Functional Connectivity Model Identifies MS Impairment

Nancy A. Melville

March 02, 2020

WEST PALM BEACH, Florida — A machine learning model that combines data on the brain's functional connectivity with clinical information such as age, sex, and disease duration shows the potential to provide an accurate assessment of clinical impairment in patients with multiple sclerosis (MS).

"This is the first study to show that dynamic functional connectivity is useful to identify the impairment level in MS, and can be used for personalized treatment by clinicians," first author Ceren Tozlu, PhD, of Weill Cornell Medicine in New York City, told Medscape Medical News.

"We found out that structural connectivity is the most important feature that distinguishes MS patients from healthy controls, while dynamic functional connectivity was more discriminative compared to the static functional connectivity in MS patient classification regarding their impairment level," he said.

The findings were presented here at the 5th annual Americas Committee for Treatment and Research in Multiple Sclerosis (ACTRIMS) Forum 2020.

Statistical assessment of the clinical impairment of MS using MRI is hindered by a relatively weak correlation between the impairment and disease burden, such as lesion load.

However, the brain's functional connectivity network, which is indicative of the disruption of the transmission of signals of gray matter regions, could provide a deeper understanding of connectome-level mechanisms that underlie variability in MS-related impairments, Tozlu and colleagues say.

With no previous study pulling together multimodal imaging data, including functional connectivity to classify low- vs high-adapting patients with MS, the researchers sought to build a machine learning-based model to do so.

For the study, they enrolled 79 patients with MS, including 42 with Expanded Disability Status Scale (EDSS) scores of 2 or higher (representing low adapters) at baseline.

The patients, who had a mean age of 45, were 66% female and had a mean disease duration of 12.5 years. The ensemble model that was used incorporated functional connectivity and a clinical dataset of age, sex, and disease duration.

Functional connectivity was measured by evaluating blood oxygen level dependent (BOLD) signal activity between 86 FreeSurfer-based gray matter regions. FreeSurfer is open source software for processing and analyzing human brain MRI images.

"Functional connectivity is a statistical correlation [Pearson's correlation coefficient] between two time series' of BOLD signals measured on two distinct regions of interest of the brain during MRI scan," Tozlu explained.

"In our study, BOLD time series were measured using a resting-state functional MRI technique that lasts 7 minutes."

The ensemble model was able to classify low-adapting MS patients with an area under ROC curve (AUC) of 0.638 ± 0.098 and a balanced accuracy of 0.659 ± 0.079.

The model performed well in accurately classifying the low-adapting MS patients with a sensitivity of 0.719 ± 0.245.

"The models in which we applied functional and structural connectivity showed a high performance in classifying MS patients regarding their impairment level," Tozlu said.

She noted that "these models may be extended to predict change in impairment level in a longitudinal study, for instance identifying MS patients who may have a clinically significant impairment."

In further evaluating which particular functional connections were most related to MS disease activity, the investigators found the most discriminative areas were between the right superior parietal and right inferior temporal, between the right lateral occipital and left pericalcarine, and between right pericalcarine and the right side of the frontal pole.

If further validated, the approach could have important, broader clinical implications, Tozlu said. "If the validation of these models on a larger dataset is successful, this model may be used to decide for personalized treatment."

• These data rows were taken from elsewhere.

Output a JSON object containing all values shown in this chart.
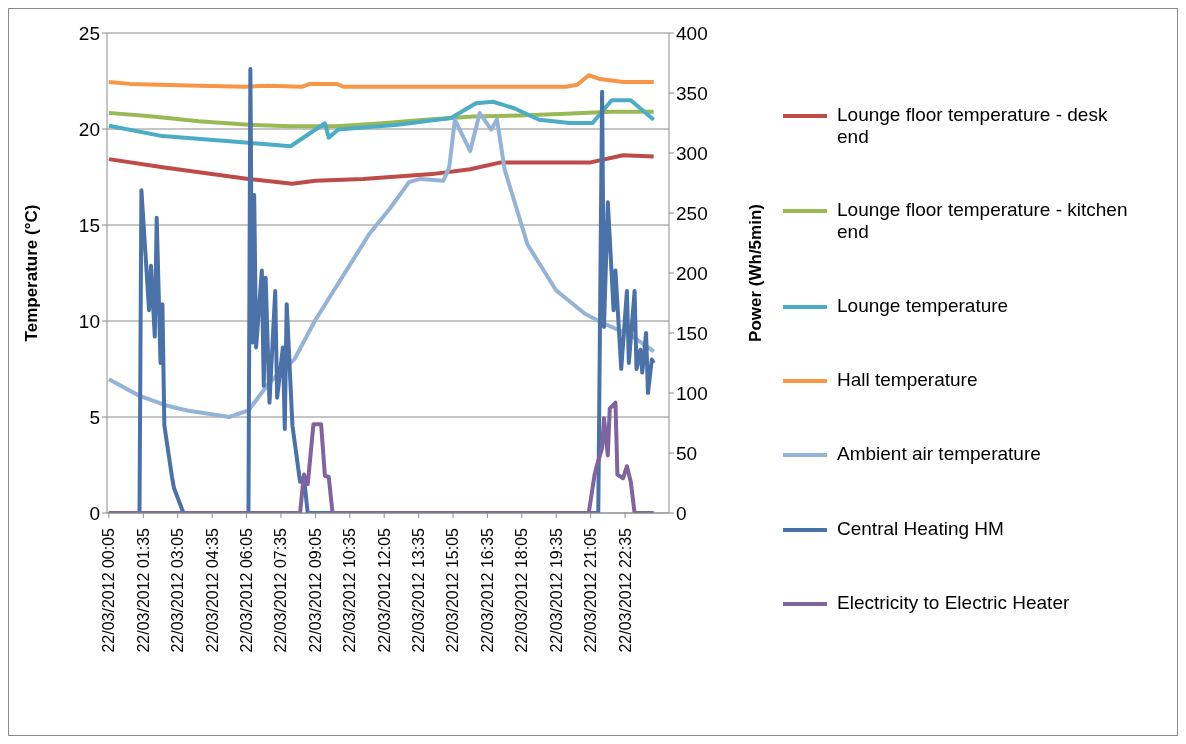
{
  "chart_data": {
    "type": "line",
    "ylabel": "Temperature (°C)",
    "y2label": "Power (Wh/5min)",
    "xlim": [
      "2012-03-22T00:00",
      "2012-03-23T00:30"
    ],
    "xticks": [
      {
        "value": "2012-03-22T00:05",
        "label": "22/03/2012 00:05"
      },
      {
        "value": "2012-03-22T01:35",
        "label": "22/03/2012 01:35"
      },
      {
        "value": "2012-03-22T03:05",
        "label": "22/03/2012 03:05"
      },
      {
        "value": "2012-03-22T04:35",
        "label": "22/03/2012 04:35"
      },
      {
        "value": "2012-03-22T06:05",
        "label": "22/03/2012 06:05"
      },
      {
        "value": "2012-03-22T07:35",
        "label": "22/03/2012 07:35"
      },
      {
        "value": "2012-03-22T09:05",
        "label": "22/03/2012 09:05"
      },
      {
        "value": "2012-03-22T10:35",
        "label": "22/03/2012 10:35"
      },
      {
        "value": "2012-03-22T12:05",
        "label": "22/03/2012 12:05"
      },
      {
        "value": "2012-03-22T13:35",
        "label": "22/03/2012 13:35"
      },
      {
        "value": "2012-03-22T15:05",
        "label": "22/03/2012 15:05"
      },
      {
        "value": "2012-03-22T16:35",
        "label": "22/03/2012 16:35"
      },
      {
        "value": "2012-03-22T18:05",
        "label": "22/03/2012 18:05"
      },
      {
        "value": "2012-03-22T19:35",
        "label": "22/03/2012 19:35"
      },
      {
        "value": "2012-03-22T21:05",
        "label": "22/03/2012 21:05"
      },
      {
        "value": "2012-03-22T22:35",
        "label": "22/03/2012 22:35"
      }
    ],
    "ylim": [
      0,
      25
    ],
    "yticks": [
      0,
      5,
      10,
      15,
      20,
      25
    ],
    "y2lim": [
      0,
      400
    ],
    "y2ticks": [
      0,
      50,
      100,
      150,
      200,
      250,
      300,
      350,
      400
    ],
    "grid": "y",
    "legend": "right",
    "marker": "none",
    "series": [
      {
        "name": "Lounge floor temperature - desk end",
        "color": "#be4b48",
        "x": [
          "2012-03-22T00:05",
          "2012-03-22T02:30",
          "2012-03-22T06:10",
          "2012-03-22T08:05",
          "2012-03-22T09:05",
          "2012-03-22T11:10",
          "2012-03-22T14:10",
          "2012-03-22T15:50",
          "2012-03-22T17:10",
          "2012-03-22T21:05",
          "2012-03-22T22:30",
          "2012-03-22T23:50"
        ],
        "values": [
          18.43,
          18.0,
          17.4,
          17.15,
          17.3,
          17.4,
          17.65,
          17.9,
          18.26,
          18.26,
          18.63,
          18.57
        ]
      },
      {
        "name": "Lounge floor temperature - kitchen end",
        "color": "#98b954",
        "x": [
          "2012-03-22T00:05",
          "2012-03-22T02:00",
          "2012-03-22T04:00",
          "2012-03-22T06:10",
          "2012-03-22T08:00",
          "2012-03-22T10:00",
          "2012-03-22T12:00",
          "2012-03-22T14:00",
          "2012-03-22T16:00",
          "2012-03-22T18:00",
          "2012-03-22T20:00",
          "2012-03-22T22:00",
          "2012-03-22T23:50"
        ],
        "values": [
          20.84,
          20.65,
          20.4,
          20.22,
          20.14,
          20.14,
          20.3,
          20.5,
          20.65,
          20.7,
          20.8,
          20.9,
          20.9
        ]
      },
      {
        "name": "Lounge temperature",
        "color": "#4bacc6",
        "x": [
          "2012-03-22T00:05",
          "2012-03-22T02:25",
          "2012-03-22T06:10",
          "2012-03-22T08:00",
          "2012-03-22T09:30",
          "2012-03-22T09:40",
          "2012-03-22T10:05",
          "2012-03-22T12:40",
          "2012-03-22T15:00",
          "2012-03-22T16:05",
          "2012-03-22T16:50",
          "2012-03-22T17:45",
          "2012-03-22T18:50",
          "2012-03-22T20:10",
          "2012-03-22T21:10",
          "2012-03-22T22:00",
          "2012-03-22T22:50",
          "2012-03-22T23:50"
        ],
        "values": [
          20.17,
          19.63,
          19.28,
          19.1,
          20.3,
          19.55,
          19.97,
          20.22,
          20.57,
          21.34,
          21.42,
          21.08,
          20.48,
          20.31,
          20.31,
          21.5,
          21.5,
          20.48
        ]
      },
      {
        "name": "Hall temperature",
        "color": "#f79646",
        "x": [
          "2012-03-22T00:05",
          "2012-03-22T01:00",
          "2012-03-22T04:00",
          "2012-03-22T06:00",
          "2012-03-22T07:00",
          "2012-03-22T08:30",
          "2012-03-22T08:50",
          "2012-03-22T10:00",
          "2012-03-22T10:20",
          "2012-03-22T20:00",
          "2012-03-22T20:30",
          "2012-03-22T21:00",
          "2012-03-22T21:30",
          "2012-03-22T22:30",
          "2012-03-22T23:50"
        ],
        "values": [
          22.45,
          22.35,
          22.25,
          22.2,
          22.25,
          22.2,
          22.35,
          22.35,
          22.2,
          22.2,
          22.3,
          22.8,
          22.6,
          22.45,
          22.45
        ]
      },
      {
        "name": "Ambient air temperature",
        "color": "#95b3d7",
        "x": [
          "2012-03-22T00:05",
          "2012-03-22T01:25",
          "2012-03-22T02:35",
          "2012-03-22T03:30",
          "2012-03-22T05:20",
          "2012-03-22T06:10",
          "2012-03-22T07:05",
          "2012-03-22T08:10",
          "2012-03-22T09:05",
          "2012-03-22T10:25",
          "2012-03-22T11:25",
          "2012-03-22T12:20",
          "2012-03-22T13:10",
          "2012-03-22T13:40",
          "2012-03-22T14:40",
          "2012-03-22T14:55",
          "2012-03-22T15:10",
          "2012-03-22T15:50",
          "2012-03-22T16:15",
          "2012-03-22T16:45",
          "2012-03-22T17:00",
          "2012-03-22T17:20",
          "2012-03-22T18:20",
          "2012-03-22T19:35",
          "2012-03-22T20:50",
          "2012-03-22T21:30",
          "2012-03-22T22:55",
          "2012-03-22T23:50"
        ],
        "values": [
          6.97,
          6.1,
          5.6,
          5.34,
          5.0,
          5.34,
          6.8,
          8.0,
          10.05,
          12.6,
          14.5,
          15.86,
          17.23,
          17.4,
          17.3,
          18.0,
          20.48,
          18.85,
          20.83,
          19.97,
          20.5,
          17.9,
          13.98,
          11.59,
          10.38,
          9.96,
          9.19,
          8.42
        ]
      },
      {
        "name": "Central Heating HM",
        "color": "#4a72a8",
        "axis": "y2",
        "x": [
          "2012-03-22T00:05",
          "2012-03-22T01:25",
          "2012-03-22T01:30",
          "2012-03-22T01:50",
          "2012-03-22T01:55",
          "2012-03-22T02:05",
          "2012-03-22T02:10",
          "2012-03-22T02:20",
          "2012-03-22T02:25",
          "2012-03-22T02:30",
          "2012-03-22T02:50",
          "2012-03-22T02:55",
          "2012-03-22T03:20",
          "2012-03-22T06:10",
          "2012-03-22T06:15",
          "2012-03-22T06:20",
          "2012-03-22T06:25",
          "2012-03-22T06:30",
          "2012-03-22T06:45",
          "2012-03-22T06:50",
          "2012-03-22T06:55",
          "2012-03-22T07:05",
          "2012-03-22T07:20",
          "2012-03-22T07:25",
          "2012-03-22T07:40",
          "2012-03-22T07:45",
          "2012-03-22T07:50",
          "2012-03-22T08:05",
          "2012-03-22T08:25",
          "2012-03-22T08:35",
          "2012-03-22T08:45",
          "2012-03-22T21:25",
          "2012-03-22T21:35",
          "2012-03-22T21:40",
          "2012-03-22T21:50",
          "2012-03-22T22:05",
          "2012-03-22T22:10",
          "2012-03-22T22:25",
          "2012-03-22T22:40",
          "2012-03-22T22:45",
          "2012-03-22T23:00",
          "2012-03-22T23:05",
          "2012-03-22T23:15",
          "2012-03-22T23:20",
          "2012-03-22T23:30",
          "2012-03-22T23:35",
          "2012-03-22T23:45",
          "2012-03-22T23:50"
        ],
        "values": [
          0,
          0,
          269,
          169,
          206,
          147,
          246,
          125,
          174,
          73,
          30,
          21,
          0,
          0,
          370,
          142,
          265,
          138,
          202,
          106,
          196,
          92,
          185,
          96,
          138,
          70,
          174,
          73,
          26,
          30,
          0,
          0,
          351,
          155,
          259,
          169,
          202,
          120,
          185,
          125,
          185,
          120,
          136,
          117,
          150,
          100,
          128,
          125
        ]
      },
      {
        "name": "Electricity to Electric Heater",
        "color": "#7f64a0",
        "axis": "y2",
        "x": [
          "2012-03-22T00:05",
          "2012-03-22T08:25",
          "2012-03-22T08:35",
          "2012-03-22T08:45",
          "2012-03-22T09:00",
          "2012-03-22T09:20",
          "2012-03-22T09:30",
          "2012-03-22T09:40",
          "2012-03-22T09:50",
          "2012-03-22T21:00",
          "2012-03-22T21:15",
          "2012-03-22T21:20",
          "2012-03-22T21:35",
          "2012-03-22T21:40",
          "2012-03-22T21:50",
          "2012-03-22T21:55",
          "2012-03-22T22:10",
          "2012-03-22T22:15",
          "2012-03-22T22:30",
          "2012-03-22T22:40",
          "2012-03-22T22:50",
          "2012-03-22T23:00",
          "2012-03-22T23:50"
        ],
        "values": [
          0,
          0,
          32,
          24,
          74,
          74,
          31,
          30,
          0,
          0,
          31,
          38,
          54,
          79,
          48,
          87,
          92,
          32,
          29,
          39,
          26,
          0,
          0
        ]
      }
    ]
  }
}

For instance, she said, "the model could offer guidance in providing more powerful treatment for MS patients who may have a clinically significant impairment and less powerful treatment for MS patients who may not have a clinically significant impairment in order to avoid the side effects of treatments.

"Therefore," she explained, "we believe that dynamics in functional connectivity should be taken into account in the next studies in MS."

Commenting on the research, Eric Klawiter, MD, associate professor of neurology, Harvard Medical School, and associate neurologist at Massachusetts General Hospital, Boston, said the findings offer valuable insights in the use of machine learning and MS imaging.

"This research shows very nicely the power of machine learning and connectivity techniques to differentiate MS phenotypes based on disability level," he told Medscape Medical News.

"The future direction of this work," Klawiter said, "is to develop predictive markers for disability progression, and this would have significant impact in how we evaluate newly diagnosed patients and counsel their treatment decisions."

Tozlu and Klawiter have disclosed no relevant financial relationships.

5th annual Americas Committee for Treatment and Research in Multiple Sclerosis (ACTRIMS) Forum 2020: Abstract P025. Presented February 27, 2020.